La jubilación marca el cierre de la vida laboral activa y el inicio de una etapa que debería estar asociada a estabilidad y descanso. En Cuba, ese tránsito está respaldado por un sistema estatal, público y universal regulado por la Ley de Seguridad Social y gestionado por el Ministerio de Trabajo y Seguridad Social (MTSS), que garantiza el derecho de todos los trabajadores a una pensión. Sin embargo, entre la garantía formal y la suficiencia real del ingreso existe una brecha que merece análisis.
El procedimiento es claro en términos administrativos: el trabajador presenta su solicitud, se certifican los años de servicio y se aplica la fórmula establecida. La edad de retiro está fijada en 60 años para las mujeres y 65 para los hombres, con excepciones para labores de alto desgaste físico o mental. El cálculo se basa en tres variables: años de servicio acumulados, edad de retiro y salario promedio mensual de los últimos años trabajados. Con 30 años se garantiza el 60 % del salario promedio, y por cada año adicional se suma aproximadamente un 2 %.


En términos técnicos, el sistema es coherente con el principio de proporcionalidad contributiva. No obstante, el trabajador solo conoce el porcentaje que le corresponde 60 %, 70 %, 80 % pero no el valor monetario final hasta que concluye el proceso oficial. Esto se debe a que el cálculo depende del salario promedio reciente, una variable impactada por reformas salariales, pagos por resultados y fluctuaciones económicas. En un contexto de inestabilidad macroeconómica, esta estructura introduce un elemento de incertidumbre que limita la capacidad de planificación individual.


La comparación internacional resulta ilustrativa.
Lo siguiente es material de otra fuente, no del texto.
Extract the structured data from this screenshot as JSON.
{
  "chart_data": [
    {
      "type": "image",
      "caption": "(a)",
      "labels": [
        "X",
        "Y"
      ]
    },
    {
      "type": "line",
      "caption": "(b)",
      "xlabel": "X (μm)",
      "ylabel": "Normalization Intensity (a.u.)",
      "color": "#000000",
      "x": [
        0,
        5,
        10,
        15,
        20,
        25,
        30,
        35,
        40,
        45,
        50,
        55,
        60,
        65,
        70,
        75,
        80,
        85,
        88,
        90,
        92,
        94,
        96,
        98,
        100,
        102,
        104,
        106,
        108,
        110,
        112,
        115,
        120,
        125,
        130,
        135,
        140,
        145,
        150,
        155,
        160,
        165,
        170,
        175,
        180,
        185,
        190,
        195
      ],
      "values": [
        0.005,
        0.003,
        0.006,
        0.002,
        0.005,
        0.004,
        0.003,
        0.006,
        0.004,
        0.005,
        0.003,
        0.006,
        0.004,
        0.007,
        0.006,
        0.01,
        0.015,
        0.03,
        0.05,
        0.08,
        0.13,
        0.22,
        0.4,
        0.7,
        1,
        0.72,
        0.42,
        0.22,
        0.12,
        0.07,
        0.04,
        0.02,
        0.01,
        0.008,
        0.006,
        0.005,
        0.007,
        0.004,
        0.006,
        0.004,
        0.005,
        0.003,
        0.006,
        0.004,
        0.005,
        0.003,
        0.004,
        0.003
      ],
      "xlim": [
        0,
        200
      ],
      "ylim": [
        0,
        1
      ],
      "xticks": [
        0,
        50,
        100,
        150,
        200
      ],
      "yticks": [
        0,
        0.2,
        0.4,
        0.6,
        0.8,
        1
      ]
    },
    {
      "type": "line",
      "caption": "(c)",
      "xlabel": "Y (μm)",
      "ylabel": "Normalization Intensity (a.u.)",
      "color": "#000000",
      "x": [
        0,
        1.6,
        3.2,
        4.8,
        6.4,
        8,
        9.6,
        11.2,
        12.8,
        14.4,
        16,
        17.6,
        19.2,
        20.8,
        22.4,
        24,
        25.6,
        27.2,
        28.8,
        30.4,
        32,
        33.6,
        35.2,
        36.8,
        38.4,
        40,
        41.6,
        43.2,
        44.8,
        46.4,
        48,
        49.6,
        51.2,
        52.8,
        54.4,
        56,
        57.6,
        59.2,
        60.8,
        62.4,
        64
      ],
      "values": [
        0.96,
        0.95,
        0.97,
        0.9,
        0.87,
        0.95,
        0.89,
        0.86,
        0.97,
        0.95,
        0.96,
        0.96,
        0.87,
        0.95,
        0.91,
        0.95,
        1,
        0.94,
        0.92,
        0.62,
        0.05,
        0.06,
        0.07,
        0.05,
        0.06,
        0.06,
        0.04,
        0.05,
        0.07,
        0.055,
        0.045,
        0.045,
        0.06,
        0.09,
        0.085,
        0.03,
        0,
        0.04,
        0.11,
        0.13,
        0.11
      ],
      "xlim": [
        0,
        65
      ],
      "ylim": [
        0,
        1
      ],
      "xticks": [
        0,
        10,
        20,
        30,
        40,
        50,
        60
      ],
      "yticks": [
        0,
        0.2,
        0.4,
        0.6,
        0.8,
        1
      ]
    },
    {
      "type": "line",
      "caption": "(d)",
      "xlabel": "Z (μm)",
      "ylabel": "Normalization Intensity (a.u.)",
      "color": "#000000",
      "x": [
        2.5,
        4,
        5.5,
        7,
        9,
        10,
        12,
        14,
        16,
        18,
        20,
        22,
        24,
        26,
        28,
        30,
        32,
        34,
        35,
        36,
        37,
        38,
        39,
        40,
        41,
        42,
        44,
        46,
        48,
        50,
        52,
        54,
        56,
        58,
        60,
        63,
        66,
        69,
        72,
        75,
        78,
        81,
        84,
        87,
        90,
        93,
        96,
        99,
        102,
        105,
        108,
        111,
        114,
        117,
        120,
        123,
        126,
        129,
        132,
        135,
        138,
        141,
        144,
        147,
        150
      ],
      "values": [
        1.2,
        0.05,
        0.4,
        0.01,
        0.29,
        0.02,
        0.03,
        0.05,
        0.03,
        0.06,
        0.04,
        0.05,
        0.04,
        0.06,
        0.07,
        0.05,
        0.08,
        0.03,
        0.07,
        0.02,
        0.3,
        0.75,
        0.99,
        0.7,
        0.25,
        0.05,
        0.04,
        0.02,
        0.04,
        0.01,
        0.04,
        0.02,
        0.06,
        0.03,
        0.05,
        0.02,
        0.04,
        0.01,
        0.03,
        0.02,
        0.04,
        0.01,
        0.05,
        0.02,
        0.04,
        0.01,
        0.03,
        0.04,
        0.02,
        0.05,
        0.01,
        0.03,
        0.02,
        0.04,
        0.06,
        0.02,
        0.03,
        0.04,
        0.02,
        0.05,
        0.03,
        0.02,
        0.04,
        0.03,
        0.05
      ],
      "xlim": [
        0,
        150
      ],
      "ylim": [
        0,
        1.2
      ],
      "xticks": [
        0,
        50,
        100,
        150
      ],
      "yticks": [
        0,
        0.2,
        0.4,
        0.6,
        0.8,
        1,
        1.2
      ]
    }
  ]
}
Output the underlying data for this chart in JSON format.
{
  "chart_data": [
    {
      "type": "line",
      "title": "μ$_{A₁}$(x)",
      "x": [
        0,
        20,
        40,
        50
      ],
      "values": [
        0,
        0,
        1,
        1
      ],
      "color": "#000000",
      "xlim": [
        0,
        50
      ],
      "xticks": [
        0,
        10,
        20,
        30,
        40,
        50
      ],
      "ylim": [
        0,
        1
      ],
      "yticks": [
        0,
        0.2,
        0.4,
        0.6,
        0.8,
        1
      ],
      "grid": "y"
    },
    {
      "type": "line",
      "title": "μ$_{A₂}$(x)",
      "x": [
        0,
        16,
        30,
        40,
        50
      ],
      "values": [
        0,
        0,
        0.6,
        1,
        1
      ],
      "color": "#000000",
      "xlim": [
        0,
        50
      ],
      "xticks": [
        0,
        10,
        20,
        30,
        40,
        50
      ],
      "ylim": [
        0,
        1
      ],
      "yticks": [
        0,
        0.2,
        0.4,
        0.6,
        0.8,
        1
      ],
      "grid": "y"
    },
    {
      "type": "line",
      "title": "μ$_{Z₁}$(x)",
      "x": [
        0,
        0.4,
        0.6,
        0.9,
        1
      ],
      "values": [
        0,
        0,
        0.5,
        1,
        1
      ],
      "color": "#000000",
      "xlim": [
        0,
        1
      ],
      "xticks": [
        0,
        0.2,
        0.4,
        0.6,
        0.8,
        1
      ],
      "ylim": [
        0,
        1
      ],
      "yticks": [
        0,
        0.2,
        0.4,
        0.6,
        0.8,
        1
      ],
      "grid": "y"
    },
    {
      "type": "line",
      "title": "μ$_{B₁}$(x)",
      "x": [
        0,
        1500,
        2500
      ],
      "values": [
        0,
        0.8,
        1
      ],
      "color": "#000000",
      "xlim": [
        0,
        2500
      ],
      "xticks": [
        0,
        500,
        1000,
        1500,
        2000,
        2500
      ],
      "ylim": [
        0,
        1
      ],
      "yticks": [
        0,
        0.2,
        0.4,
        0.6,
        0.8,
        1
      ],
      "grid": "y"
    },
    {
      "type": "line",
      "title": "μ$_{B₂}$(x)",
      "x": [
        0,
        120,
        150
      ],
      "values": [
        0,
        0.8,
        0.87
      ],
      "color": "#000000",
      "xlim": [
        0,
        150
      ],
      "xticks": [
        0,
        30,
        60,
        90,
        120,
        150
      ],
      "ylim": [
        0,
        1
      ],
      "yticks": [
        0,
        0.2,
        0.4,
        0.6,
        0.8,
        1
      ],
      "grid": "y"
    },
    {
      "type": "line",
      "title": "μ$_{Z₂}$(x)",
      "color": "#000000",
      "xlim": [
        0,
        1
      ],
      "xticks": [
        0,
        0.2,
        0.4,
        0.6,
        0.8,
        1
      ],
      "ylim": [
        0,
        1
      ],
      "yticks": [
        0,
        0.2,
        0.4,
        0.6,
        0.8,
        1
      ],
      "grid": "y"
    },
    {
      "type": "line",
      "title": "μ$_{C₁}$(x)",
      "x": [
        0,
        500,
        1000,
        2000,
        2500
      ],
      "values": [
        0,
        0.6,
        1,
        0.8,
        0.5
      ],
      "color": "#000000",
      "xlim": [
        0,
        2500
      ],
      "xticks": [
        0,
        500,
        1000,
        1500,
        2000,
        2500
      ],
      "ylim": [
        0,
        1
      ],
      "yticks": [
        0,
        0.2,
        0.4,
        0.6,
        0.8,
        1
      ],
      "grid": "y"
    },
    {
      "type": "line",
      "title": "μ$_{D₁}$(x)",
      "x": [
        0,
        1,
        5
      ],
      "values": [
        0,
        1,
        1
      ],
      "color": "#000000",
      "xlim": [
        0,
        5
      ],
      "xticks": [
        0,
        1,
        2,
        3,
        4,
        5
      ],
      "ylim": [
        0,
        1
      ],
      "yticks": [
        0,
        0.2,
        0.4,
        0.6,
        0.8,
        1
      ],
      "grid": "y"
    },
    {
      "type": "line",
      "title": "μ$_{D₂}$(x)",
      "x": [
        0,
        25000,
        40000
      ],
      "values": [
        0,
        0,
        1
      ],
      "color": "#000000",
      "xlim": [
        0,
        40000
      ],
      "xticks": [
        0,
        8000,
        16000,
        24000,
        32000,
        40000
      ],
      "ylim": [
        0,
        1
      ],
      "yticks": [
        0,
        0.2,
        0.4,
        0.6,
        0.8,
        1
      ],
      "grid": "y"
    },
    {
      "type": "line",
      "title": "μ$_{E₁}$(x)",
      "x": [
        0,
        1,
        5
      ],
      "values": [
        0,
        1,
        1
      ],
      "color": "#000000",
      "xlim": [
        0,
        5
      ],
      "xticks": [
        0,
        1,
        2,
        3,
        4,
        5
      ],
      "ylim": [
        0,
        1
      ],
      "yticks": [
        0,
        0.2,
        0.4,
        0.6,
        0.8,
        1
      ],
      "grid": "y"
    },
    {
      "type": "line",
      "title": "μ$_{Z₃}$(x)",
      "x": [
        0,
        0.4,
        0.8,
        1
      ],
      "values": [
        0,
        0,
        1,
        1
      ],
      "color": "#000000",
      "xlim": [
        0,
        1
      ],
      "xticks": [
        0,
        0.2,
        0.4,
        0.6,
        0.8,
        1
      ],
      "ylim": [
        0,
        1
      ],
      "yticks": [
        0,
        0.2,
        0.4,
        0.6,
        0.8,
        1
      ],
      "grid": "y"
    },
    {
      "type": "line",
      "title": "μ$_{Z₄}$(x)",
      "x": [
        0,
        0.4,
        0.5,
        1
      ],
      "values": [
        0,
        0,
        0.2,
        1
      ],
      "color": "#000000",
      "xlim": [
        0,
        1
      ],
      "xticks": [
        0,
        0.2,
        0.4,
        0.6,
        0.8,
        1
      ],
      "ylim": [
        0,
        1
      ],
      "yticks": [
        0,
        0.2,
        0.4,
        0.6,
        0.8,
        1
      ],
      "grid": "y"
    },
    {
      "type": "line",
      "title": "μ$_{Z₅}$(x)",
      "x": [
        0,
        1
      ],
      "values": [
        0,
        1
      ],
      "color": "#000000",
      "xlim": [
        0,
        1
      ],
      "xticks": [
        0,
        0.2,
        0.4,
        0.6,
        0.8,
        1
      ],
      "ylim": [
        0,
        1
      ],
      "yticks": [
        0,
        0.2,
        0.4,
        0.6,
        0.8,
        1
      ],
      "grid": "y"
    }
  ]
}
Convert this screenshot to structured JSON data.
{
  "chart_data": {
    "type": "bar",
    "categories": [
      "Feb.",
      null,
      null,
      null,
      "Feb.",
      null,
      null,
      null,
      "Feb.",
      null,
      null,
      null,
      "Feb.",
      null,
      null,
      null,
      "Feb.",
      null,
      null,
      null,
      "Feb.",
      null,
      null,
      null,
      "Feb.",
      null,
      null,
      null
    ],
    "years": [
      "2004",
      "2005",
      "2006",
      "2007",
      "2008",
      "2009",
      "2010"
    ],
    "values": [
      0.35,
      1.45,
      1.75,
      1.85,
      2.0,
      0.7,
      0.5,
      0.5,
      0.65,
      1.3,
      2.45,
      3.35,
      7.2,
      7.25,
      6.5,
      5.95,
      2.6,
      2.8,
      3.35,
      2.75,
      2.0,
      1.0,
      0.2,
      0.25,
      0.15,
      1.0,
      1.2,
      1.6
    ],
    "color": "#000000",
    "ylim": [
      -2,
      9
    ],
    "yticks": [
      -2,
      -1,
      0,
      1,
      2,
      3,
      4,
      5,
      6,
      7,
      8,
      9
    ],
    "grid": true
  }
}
En gran parte de Europa predominan sistemas de reparto donde los trabajadores activos financian a los jubilados, pero el cálculo se realiza sobre bases reguladoras más estables —como los últimos 25 años cotizados en España— lo que permite proyectar con antelación el monto aproximado de la pensión. En países nórdicos se combinan cuentas nocionales con planes privados y de empleo, diversificando riesgos. En América Latina, modelos como el chileno apuestan por la capitalización individual, donde cada trabajador acumula fondos propios; aunque el monto final depende del mercado financiero, la cuenta es visible y proyectable. Países como Países Bajos o Reino Unido operan con sistemas mixtos de tres pilares que combinan pensión pública básica, planes de empleo y ahorro voluntario, distribuyendo responsabilidades entre Estado, empleador e individuo.
El contraste revela diferencias estructurales. Cuba asegura el derecho universal y la inclusión social, pero no ofrece mecanismos complementarios de ahorro ni herramientas de previsión anticipada que permitan estimar con claridad el ingreso futuro. Europa tiende a garantizar mayor calidad de vida en la vejez, aunque enfrenta tensiones demográficas y fiscales. América Latina ofrece mayor previsibilidad individual en algunos modelos, pero transfiere al trabajador el riesgo de la volatilidad financiera.
El desafío cubano no es menor. La universalidad del sistema constituye una fortaleza ética y política: nadie queda fuera por falta de capacidad de ahorro. Sin embargo, en un escenario de aumento del costo de vida y envejecimiento poblacional, la suficiencia económica de las pensiones se convierte en el verdadero termómetro de sostenibilidad social. Garantizar el derecho es indispensable; garantizar que ese derecho permita vivir con dignidad es el reto pendiente.
En última instancia, la jubilación no es solo un cálculo porcentual. Es una definición colectiva sobre cómo se valora el trabajo acumulado durante décadas. En Cuba, el debate no debería centrarse únicamente en la fórmula, sino en cómo lograr que la seguridad jurídica del sistema se traduzca también en seguridad material para quienes ya han cumplido su ciclo laboral.